Textilhändler Wolfgang Bürger hatte am Freitag seinen Stand auf dem Wochenmarkt in Geringswalde aufgeschlagen. Hier ist das möglich, was in Döbeln nicht erlaubt ist. © Norbert Millauer

Döbeln. Die Corona-Krise hat die Markthändler schwer getroffen. Wer nicht gerade mit Lebensmittel handelt, der war vom Marktgeschehen ausgeschlossen.
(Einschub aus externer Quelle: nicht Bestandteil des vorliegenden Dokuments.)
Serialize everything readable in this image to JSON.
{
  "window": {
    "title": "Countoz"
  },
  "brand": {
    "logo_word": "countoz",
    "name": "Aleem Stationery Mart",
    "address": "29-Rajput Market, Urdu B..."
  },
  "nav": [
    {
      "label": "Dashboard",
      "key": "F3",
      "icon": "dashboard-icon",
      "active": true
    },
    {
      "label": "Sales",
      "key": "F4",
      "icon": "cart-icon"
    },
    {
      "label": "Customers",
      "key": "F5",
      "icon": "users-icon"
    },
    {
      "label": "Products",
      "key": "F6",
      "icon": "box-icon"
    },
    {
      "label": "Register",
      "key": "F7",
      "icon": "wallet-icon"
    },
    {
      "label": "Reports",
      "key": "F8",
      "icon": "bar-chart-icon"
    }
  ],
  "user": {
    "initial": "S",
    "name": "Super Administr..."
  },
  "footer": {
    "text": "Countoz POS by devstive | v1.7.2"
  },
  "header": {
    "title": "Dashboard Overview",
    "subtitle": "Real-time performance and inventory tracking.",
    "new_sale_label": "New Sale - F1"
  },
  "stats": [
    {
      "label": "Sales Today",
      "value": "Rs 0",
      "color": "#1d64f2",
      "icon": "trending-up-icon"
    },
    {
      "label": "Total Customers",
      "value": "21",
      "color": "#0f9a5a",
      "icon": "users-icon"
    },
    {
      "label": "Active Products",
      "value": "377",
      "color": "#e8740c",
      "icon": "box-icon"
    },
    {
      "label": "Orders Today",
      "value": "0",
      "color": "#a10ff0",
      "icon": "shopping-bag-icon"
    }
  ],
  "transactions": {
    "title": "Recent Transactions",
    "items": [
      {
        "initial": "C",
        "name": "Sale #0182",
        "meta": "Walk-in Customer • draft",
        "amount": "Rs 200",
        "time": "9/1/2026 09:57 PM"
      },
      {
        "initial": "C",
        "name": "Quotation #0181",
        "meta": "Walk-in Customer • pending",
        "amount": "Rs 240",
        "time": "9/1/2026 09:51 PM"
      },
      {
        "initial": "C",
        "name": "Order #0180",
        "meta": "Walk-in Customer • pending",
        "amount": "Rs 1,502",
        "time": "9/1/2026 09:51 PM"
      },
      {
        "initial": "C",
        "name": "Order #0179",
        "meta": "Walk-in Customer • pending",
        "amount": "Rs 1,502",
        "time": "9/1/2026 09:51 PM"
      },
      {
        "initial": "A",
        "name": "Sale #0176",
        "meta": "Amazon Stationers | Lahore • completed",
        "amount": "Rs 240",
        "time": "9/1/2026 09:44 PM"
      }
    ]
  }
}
Der Döbelner Wolfgang Bürger steht seit 25 Jahren mit einem kleinen Stand auf den Märkten der Region. Er verkauft Textilien. Unterwäsche, Schlafanzüge, Nachthemden, Jogginganzüge. Oder besser – verkaufte lange nicht. „Die Zeit ist nicht einfach. Zehn Wochen war gar nichts“, erzählt er. Dabei sind die Einnahmen für den 70-Jährigen wichtig. Er bessert damit seine Mini-Rente auf und verdient sich die 450 Euro pro Monat dazu, für die er noch keine Steuern bezahlen muss. Der Döbelner hat einen kleinen Stand, aber er hilft beim Überleben. Bürger will weitermachen, solange es noch gesundheitlich geht.